If you have read any science fiction, you know what a railgun is; instead of using a projectile hurled by an explosion, the idea is to use an electomagnetic current to accelerate a non-explosive bullet at several times the speed of sound. The conductive bullet or artillery moves along electrically charged parallel rails out of the barrel at speeds as high as Mach 7. 

The result: a weapon that can hit a target 100 miles or more away within minutes, seven times as far as current ship-mounted guns.

The Office of Naval Research (ONR) achieved a  milestone yesterday when it successfully conducted a world-record 33-megajoule shot of the Electromagnetic Railgun aboard Naval Surface Warfare Center Dahlgren Division.  A megajoule is a measurement of energy associated with a mass traveling at a certain velocity. In simple terms, a one-ton vehicle moving at 100 mph equals a megajoule of energy.

US Navy railgun test
High-speed camera image of the Office of Naval Research Electromagnetic Railgun located at the Naval Surface Warfare Center Dahlgren Division, firing a world-record setting 33 mega-joule shot, breaking the previous record established Jan. 31, 2008. The railgun is a long-range, high-energy gun launch system that uses electricity rather than gunpowder or rocket motors to launch projectiles capable of striking a target at a range of more than 200 nautical miles with Mach 7 velocity. A future tactical railgun will hit targets at ranges almost 20 times farther than conventional surface ship combat systems. (U.S. Navy photo/Released)

"Today's railgun test demonstrates the tactical relevance of this technology, which could one day complement traditional surface ship combat systems," said Rear Adm. Nevin Carr, chief of naval research.
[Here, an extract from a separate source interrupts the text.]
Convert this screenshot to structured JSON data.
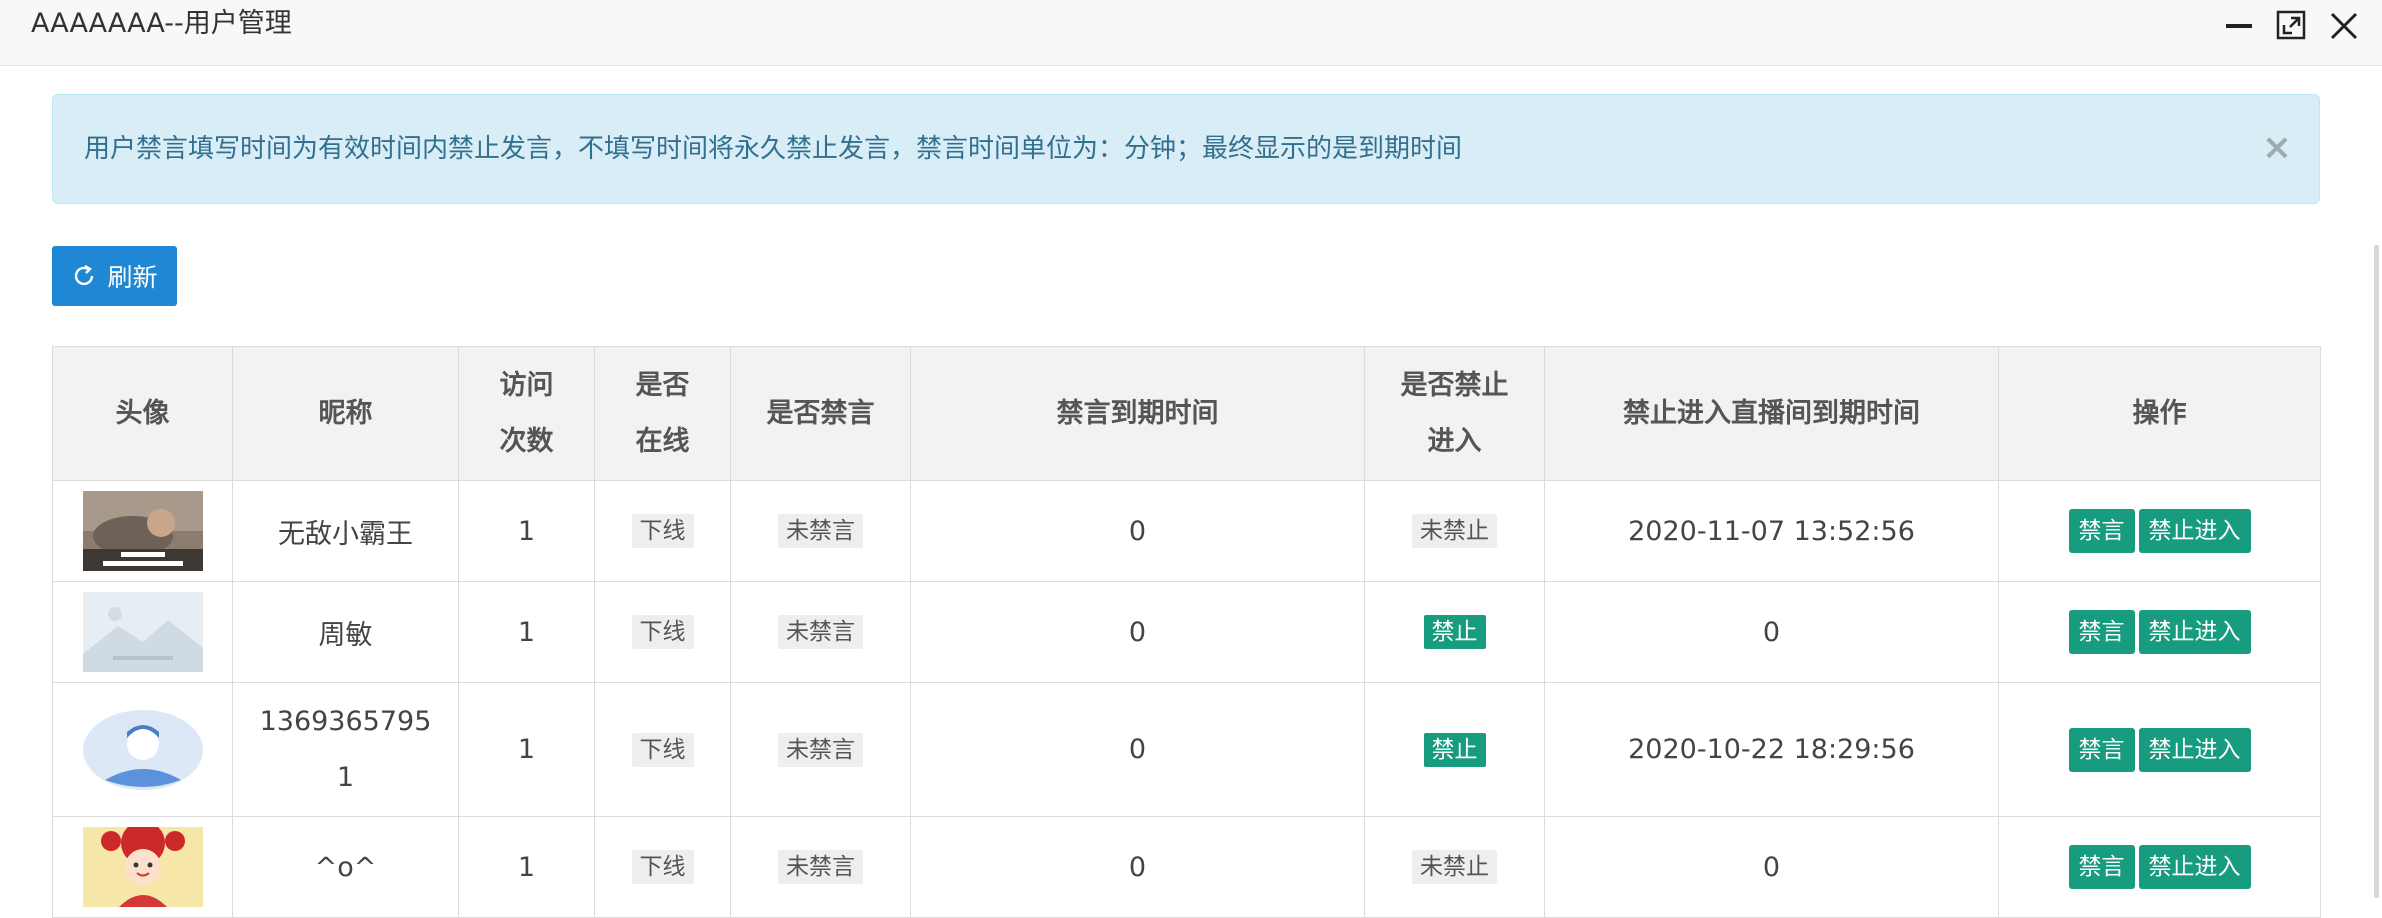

"The 33-megajoule shot means the Navy can fire projectiles at least 110 nautical miles, placing Sailors and Marines at a safe standoff distance and out of harm's way, and the high velocities achievable are tactically relevant for air and missile defense," he said. "This demonstration moves us one day closer to getting this advanced capability to sea."

Besides the extended ranges, the railgun also improves safety for Sailors and Marines because it will eliminate the need for a high-energy explosive warhead and traditional gun propellants. Removing explosives and chemicals will also reduce the munitions logistic chain.

In 2008, ONR conducted a 10-megajoule railgun shot for media and visitors at Dahlgren. Today's demonstration showed researchers are steadily progressing toward developing a railgun that could hit targets almost 20 times farther than conventional ship combat systems.  A 33-megajoule shot, for example, could potentially reach extended ranges with Mach 5 velocity, five times the speed of sound.

So when will it be ready?   The Navy says they want their railguns to fire 6-12 rounds a minute and they would have those fully-functional railguns on the decks of U.S. Navy ships in the 2025 time frame.   With GPS that would mean pinpoint accuracy as far as 200 miles away.

Future warfare isn't here just yet but this test is 3X better than the one in 2008 - so it's getting closer.